The department held a press conference to mark 25 years of having a dedicated unit to treat children with cancer at the Advanced Institute of Paediatrics at PGIMER. The specialized unit will also hold the Continued Medical Education conference.
“More than technological advancements, if we could just focus on the capacity building of medical staff, especially our nurses, who play a crucial role in providing care to children with cancer, we can take leaps of advancement in effective and efficient treatment at PGIMER,” said Dr. Amita Trehan, from the pediatric hematology-oncology department of the Postgraduate Institute of Medical Education and Research (PGIMER) at a press conference on Friday.
The department held a press conference to mark 25 years of having a dedicated unit to treat children with cancer at the Advanced Institute of Paediatrics at PGIMER. The specialized unit will also hold a two-day long Continued Medical Education (CME) conference on February 1 and 2.
At the press conference, doctors from the Paediatric Hematology-Oncology Unit, along with international experts from the specialized area of treatment, answered questions on the latest trends in cancer treatment in children across India and globally.
“Since the last 25 years, we have of course made a lot of changes and developed a more effective treatment center. This was not done only through advancement in technology, but also by merely increasing the number of dedicated medical professionals in this super specialty,” claimed Dr. Trehan. “Apart from that, there has been progressive research on how to use therapeutic drugs and chemotherapy in a more effective way in terms of dosage amounts and the time of the day the dosage should be issued,” added the doctor.

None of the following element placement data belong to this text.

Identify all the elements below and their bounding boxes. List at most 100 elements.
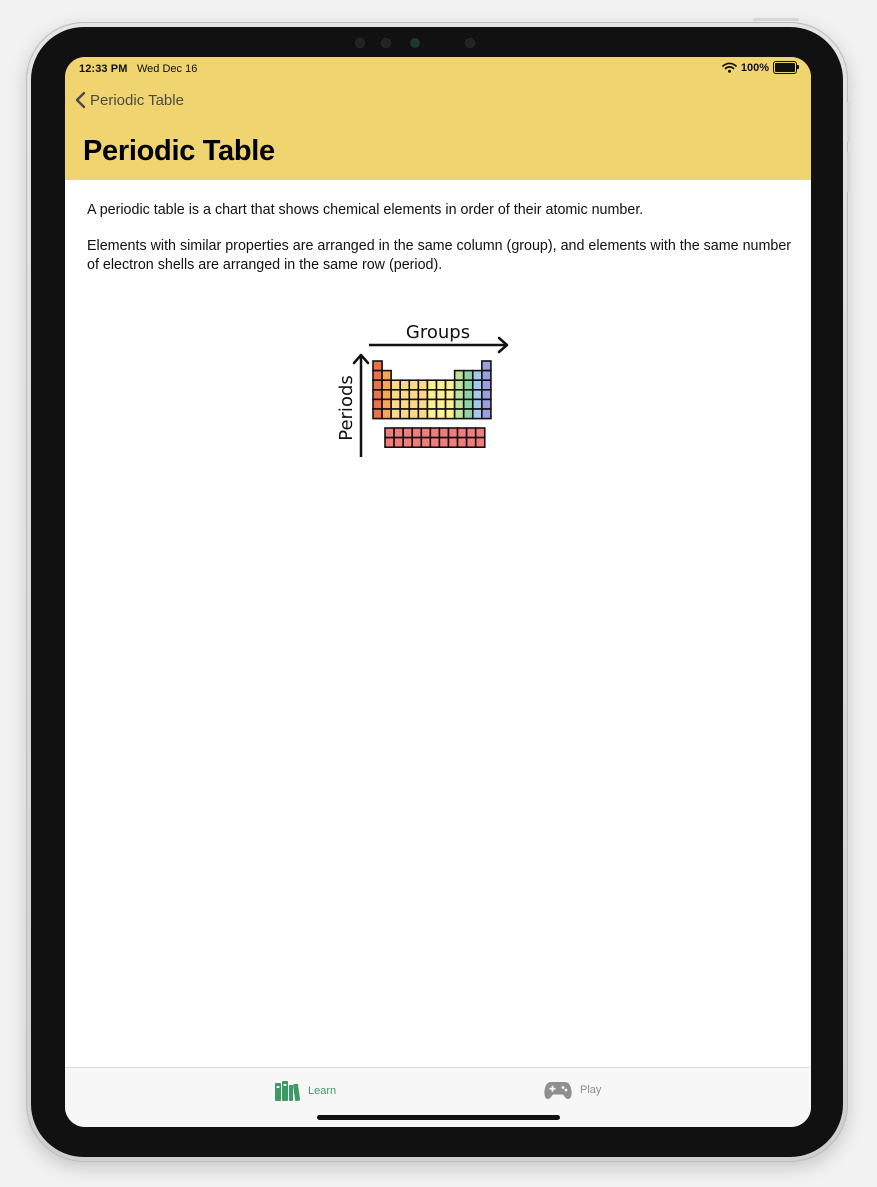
element-cell [438,427,450,439]
element-cell [381,369,392,381]
element-cell [474,427,486,439]
element-cell [453,398,465,410]
element-cell [471,369,483,381]
element-cell [381,398,392,410]
tab-learn-label: Learn [308,1085,337,1097]
element-cell [456,436,468,448]
home-indicator [317,1115,560,1120]
element-cell [411,427,423,439]
element-cell [453,389,465,401]
element-cell [372,360,383,372]
element-cell [481,389,492,401]
element-cell [474,436,486,448]
element-cell [429,427,441,439]
content-body: A periodic table is a chart that shows c… [87,201,797,292]
battery-percentage: 100% [740,61,769,74]
element-cell [408,379,420,391]
navigation-header: 12:33 PM Wed Dec 16 100% Periodic Table … [65,57,811,180]
element-cell [417,408,429,420]
tab-learn[interactable]: Learn [274,1080,336,1102]
element-cell [417,379,429,391]
element-cell [481,379,492,391]
top-button [753,18,799,21]
element-cell [390,408,402,420]
periods-label: Periods [336,375,357,441]
element-cell [447,427,459,439]
page-title: Periodic Table [83,135,275,167]
element-cell [462,369,474,381]
element-cell [372,398,383,410]
element-cell [435,379,447,391]
back-button[interactable]: Periodic Table [75,91,184,109]
books-icon [275,1081,300,1102]
element-cell [384,436,395,448]
element-cell [471,398,483,410]
element-cell [384,427,395,439]
element-cell [372,389,383,401]
element-cell [381,379,392,391]
volume-up-button [847,102,850,142]
element-cell [462,398,474,410]
element-cell [453,408,465,420]
screen: 12:33 PM Wed Dec 16 100% Periodic Table … [65,57,811,1127]
element-cell [481,408,492,420]
element-cell [426,379,438,391]
element-cell [408,398,420,410]
element-cell [435,408,447,420]
element-cell [462,379,474,391]
element-cell [399,398,411,410]
element-cell [390,398,402,410]
f-block-grid [384,427,486,448]
chevron-left-icon [75,91,86,109]
element-cell [411,436,423,448]
sensor-dot [382,39,390,47]
volume-down-button [847,152,850,192]
element-cell [471,389,483,401]
element-cell [408,408,420,420]
camera-lens [411,39,419,47]
periodic-table-grid [372,360,492,420]
element-cell [435,398,447,410]
element-cell [372,379,383,391]
element-cell [420,427,432,439]
element-cell [481,369,492,381]
element-cell [399,379,411,391]
element-cell [462,389,474,401]
element-cell [381,408,392,420]
sensor-dot [466,39,474,47]
element-cell [438,436,450,448]
element-cell [399,389,411,401]
element-cell [465,427,477,439]
periodic-table-illustration: Groups Periods [336,322,509,457]
element-cell [426,398,438,410]
element-cell [471,408,483,420]
element-cell [453,369,465,381]
element-cell [444,389,456,401]
paragraph: Elements with similar properties are arr… [87,238,792,273]
element-cell [426,389,438,401]
element-cell [471,379,483,391]
element-cell [447,436,459,448]
element-cell [435,389,447,401]
element-cell [426,408,438,420]
back-button-label: Periodic Table [90,91,184,109]
element-cell [393,436,404,448]
status-time: 12:33 PM [79,63,128,75]
element-cell [481,398,492,410]
element-cell [444,398,456,410]
element-cell [456,427,468,439]
element-cell [417,398,429,410]
element-cell [481,360,492,372]
element-cell [393,427,404,439]
element-cell [372,369,383,381]
paragraph: A periodic table is a chart that shows c… [87,202,644,218]
wifi-icon [722,62,737,73]
element-cell [402,427,414,439]
element-cell [399,408,411,420]
tab-play[interactable]: Play [544,1080,601,1100]
element-cell [465,436,477,448]
element-cell [381,389,392,401]
element-cell [372,408,383,420]
element-cell [420,436,432,448]
battery-icon [773,61,799,74]
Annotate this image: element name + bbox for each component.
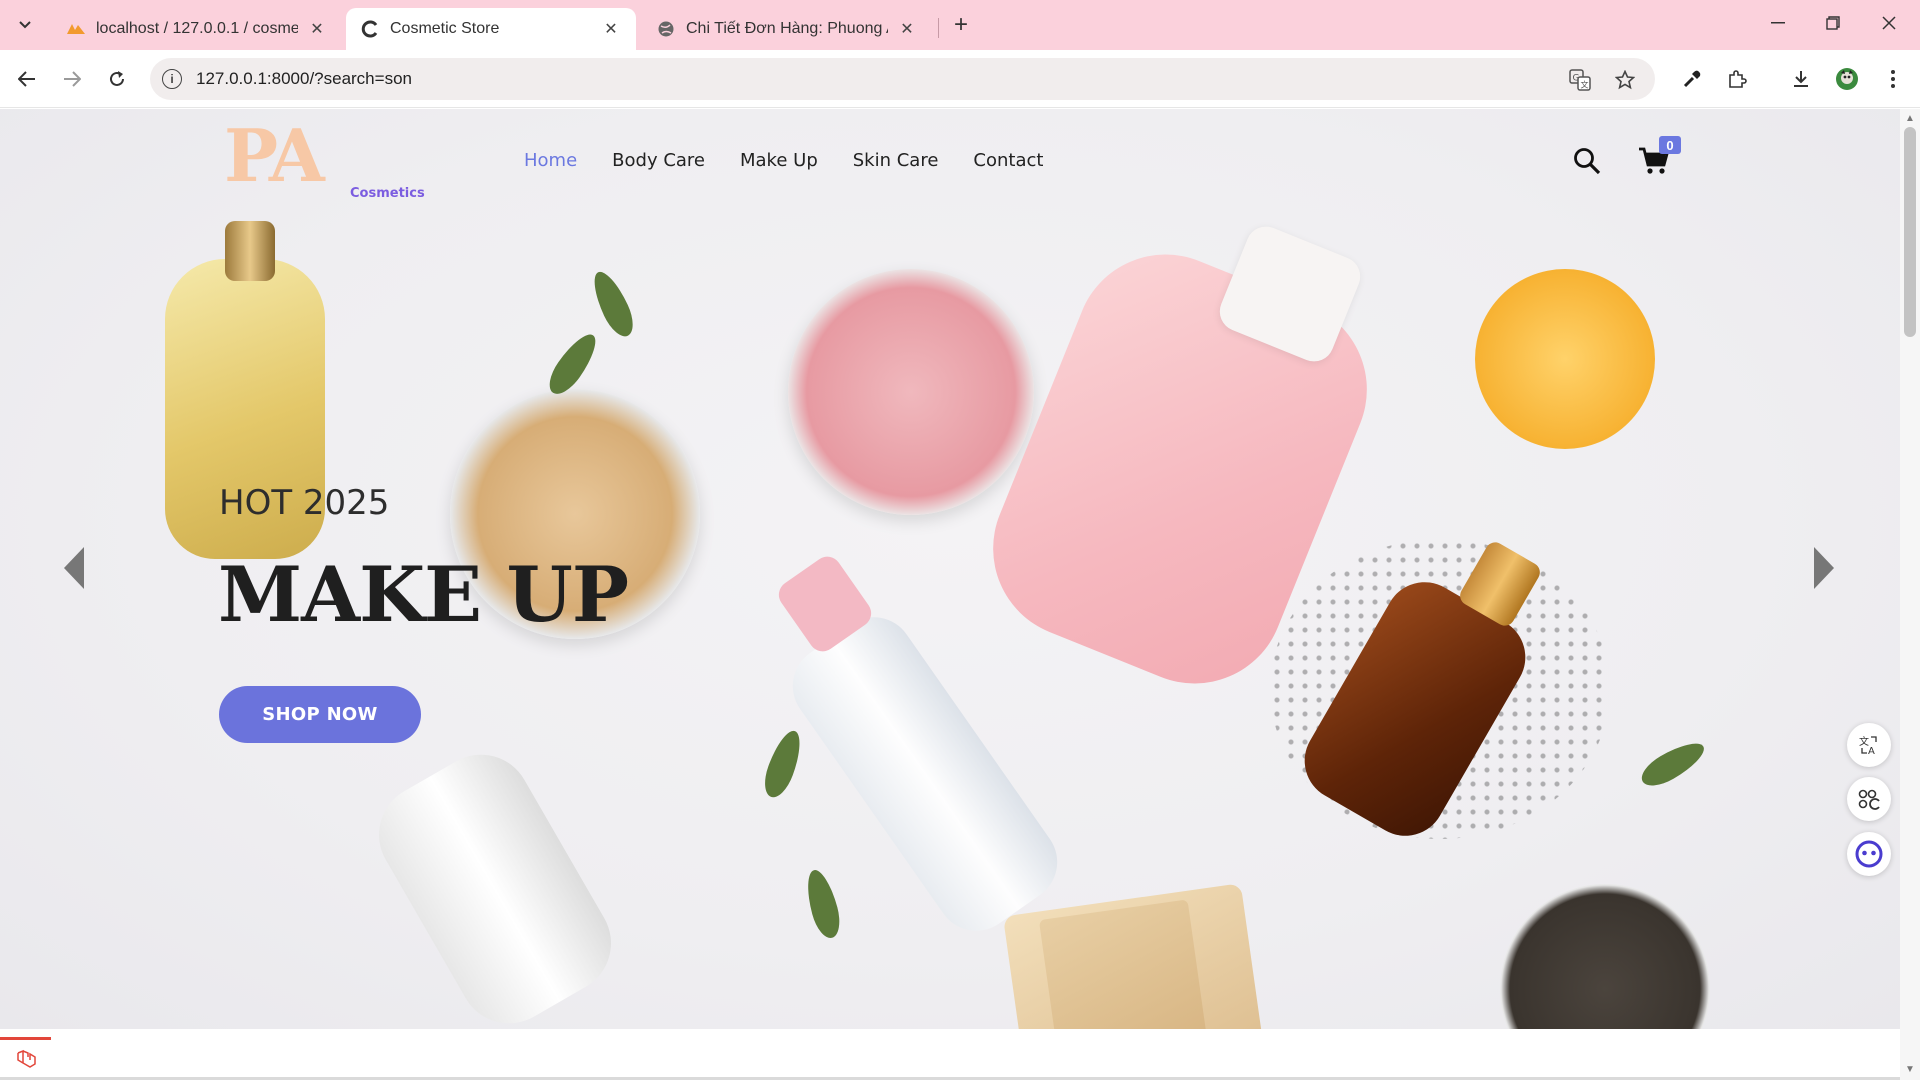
chia-bowl-image: [1500, 884, 1710, 1029]
tab-search-button[interactable]: [10, 12, 40, 38]
leaf-image: [758, 726, 808, 802]
loading-icon: [360, 19, 380, 39]
cart-count-badge: 0: [1659, 136, 1681, 154]
page-section-below: [0, 1029, 1900, 1080]
close-window-button[interactable]: [1866, 8, 1912, 38]
download-icon[interactable]: [1786, 64, 1816, 94]
triangle-right-icon: [1814, 547, 1834, 589]
close-tab-icon[interactable]: ✕: [896, 18, 918, 40]
reload-icon: [110, 71, 124, 86]
nav-make-up[interactable]: Make Up: [740, 150, 818, 171]
restore-button[interactable]: [1810, 8, 1856, 38]
browser-toolbar: i 127.0.0.1:8000/?search=son G文: [0, 50, 1920, 108]
url-text[interactable]: 127.0.0.1:8000/?search=son: [196, 69, 412, 89]
translate-float-button[interactable]: 文A: [1847, 723, 1891, 767]
address-bar[interactable]: i 127.0.0.1:8000/?search=son G文: [150, 58, 1655, 100]
slider-prev-button[interactable]: [60, 545, 86, 591]
arrow-right-icon: [64, 71, 81, 87]
assistant-float-button[interactable]: [1847, 832, 1891, 876]
leaf-image: [586, 266, 640, 342]
globe-icon: [656, 19, 676, 39]
soap-bar-image: [1002, 883, 1268, 1029]
tab-phpmyadmin[interactable]: localhost / 127.0.0.1 / cosmetic ✕: [52, 8, 342, 50]
arrow-left-icon: [18, 71, 35, 87]
page-scrollbar[interactable]: ▲ ▼: [1900, 109, 1920, 1080]
pink-salt-bowl-image: [788, 269, 1034, 515]
extensions-icon[interactable]: [1722, 64, 1752, 94]
forward-button[interactable]: [57, 64, 87, 94]
close-tab-icon[interactable]: ✕: [306, 18, 328, 40]
eyedropper-icon[interactable]: [1677, 64, 1707, 94]
phpmyadmin-icon: [66, 19, 86, 39]
profile-avatar-icon[interactable]: [1832, 64, 1862, 94]
tools-float-button[interactable]: [1847, 777, 1891, 821]
tab-order-detail[interactable]: Chi Tiết Đơn Hàng: Phuong Anh ✕: [642, 8, 932, 50]
hero-subtitle: HOT 2025: [219, 483, 390, 523]
assistant-face-icon: [1855, 840, 1883, 868]
scroll-up-icon[interactable]: ▲: [1904, 113, 1916, 125]
minimize-icon: [1771, 22, 1785, 24]
restore-icon: [1826, 16, 1840, 30]
shortcut-icon: [1858, 789, 1880, 810]
minimize-button[interactable]: [1755, 8, 1801, 38]
chevron-down-icon: [19, 21, 31, 29]
menu-kebab-icon[interactable]: [1878, 64, 1908, 94]
shop-now-button[interactable]: SHOP NOW: [219, 686, 421, 743]
close-icon: [1882, 16, 1896, 30]
tab-title: Chi Tiết Đơn Hàng: Phuong Anh: [686, 20, 888, 37]
nav-body-care[interactable]: Body Care: [612, 150, 705, 171]
bookmark-star-icon[interactable]: [1613, 68, 1637, 92]
triangle-left-icon: [64, 547, 84, 589]
leaf-image: [801, 866, 845, 942]
slider-next-button[interactable]: [1812, 545, 1838, 591]
tab-cosmetic-store[interactable]: Cosmetic Store ✕: [346, 8, 636, 50]
logo-subtitle: Cosmetics: [350, 186, 425, 201]
header-search-button[interactable]: [1572, 146, 1602, 176]
orange-slice-image: [1475, 269, 1655, 449]
new-tab-button[interactable]: +: [948, 11, 974, 38]
tab-title: localhost / 127.0.0.1 / cosmetic: [96, 20, 298, 37]
nav-skin-care[interactable]: Skin Care: [853, 150, 939, 171]
back-button[interactable]: [12, 64, 42, 94]
tab-title: Cosmetic Store: [390, 20, 500, 37]
search-icon: [1574, 148, 1601, 175]
oil-bottle-cap-image: [225, 221, 275, 281]
site-logo[interactable]: PA Cosmetics: [224, 113, 425, 202]
scrollbar-thumb[interactable]: [1904, 127, 1916, 337]
scroll-down-icon[interactable]: ▼: [1904, 1064, 1916, 1076]
svg-text:A: A: [1868, 746, 1875, 756]
nav-contact[interactable]: Contact: [973, 150, 1043, 171]
laravel-debugbar-icon[interactable]: [0, 1037, 51, 1080]
browser-tab-bar: localhost / 127.0.0.1 / cosmetic ✕ Cosme…: [0, 0, 1920, 50]
translate-icon: 文A: [1859, 735, 1877, 756]
nav-home[interactable]: Home: [524, 150, 577, 171]
tab-separator: [938, 18, 939, 38]
leaf-image: [1636, 735, 1710, 793]
close-tab-icon[interactable]: ✕: [600, 18, 622, 40]
reload-button[interactable]: [102, 64, 132, 94]
site-info-icon[interactable]: i: [162, 69, 182, 89]
logo-mark: PA: [224, 113, 325, 198]
main-nav: Home Body Care Make Up Skin Care Contact: [524, 150, 1078, 171]
translate-icon[interactable]: G文: [1568, 68, 1592, 92]
svg-text:文: 文: [1581, 80, 1589, 90]
hero-title: MAKE UP: [218, 550, 629, 639]
white-serum-bottle-image: [360, 736, 630, 1029]
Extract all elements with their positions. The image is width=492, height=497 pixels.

At least 450 children with various cancer ailments visit PGIMER regularly. The doctors attribute the increase in the number of children with cancer being treated at PGIMER to an increase in awareness of the disease. “Earlier, we used to get only about 50 patients in a day, but now more and more people are bringing their children at an earlier stage of cancer because symptoms are not that easily ignored anymore,” claimed Dr. Trehan.
In terms of blood-related cancers, doctors estimate that about 80 percent of patients with such cancers are easily cured. However, in certain cancers, such as neuroblastoma, a tumor that forms in the kidney, the survival rate of children is much lower.
“Furthermore, there is potential to increase curability even more in India, if the concept of clinical trials on patients becomes a more accepted phenomenon,” said Dr. Scott Howard, a pediatric hematologist-oncologist from the USA, who will also be a part of the CME at the department.
The doctor believes that clinical trials will increase research potential, which will in turn aid the advancement of the treatment provided to children with cancer.
“Currently, people in India believe that clinical trails mean their children will be used as guinea pigs and experimented on. In fact, clinical trials will include using established treatment being used on children to see their effects and record results so we can make our medication better,” clarified Dr. Trehan.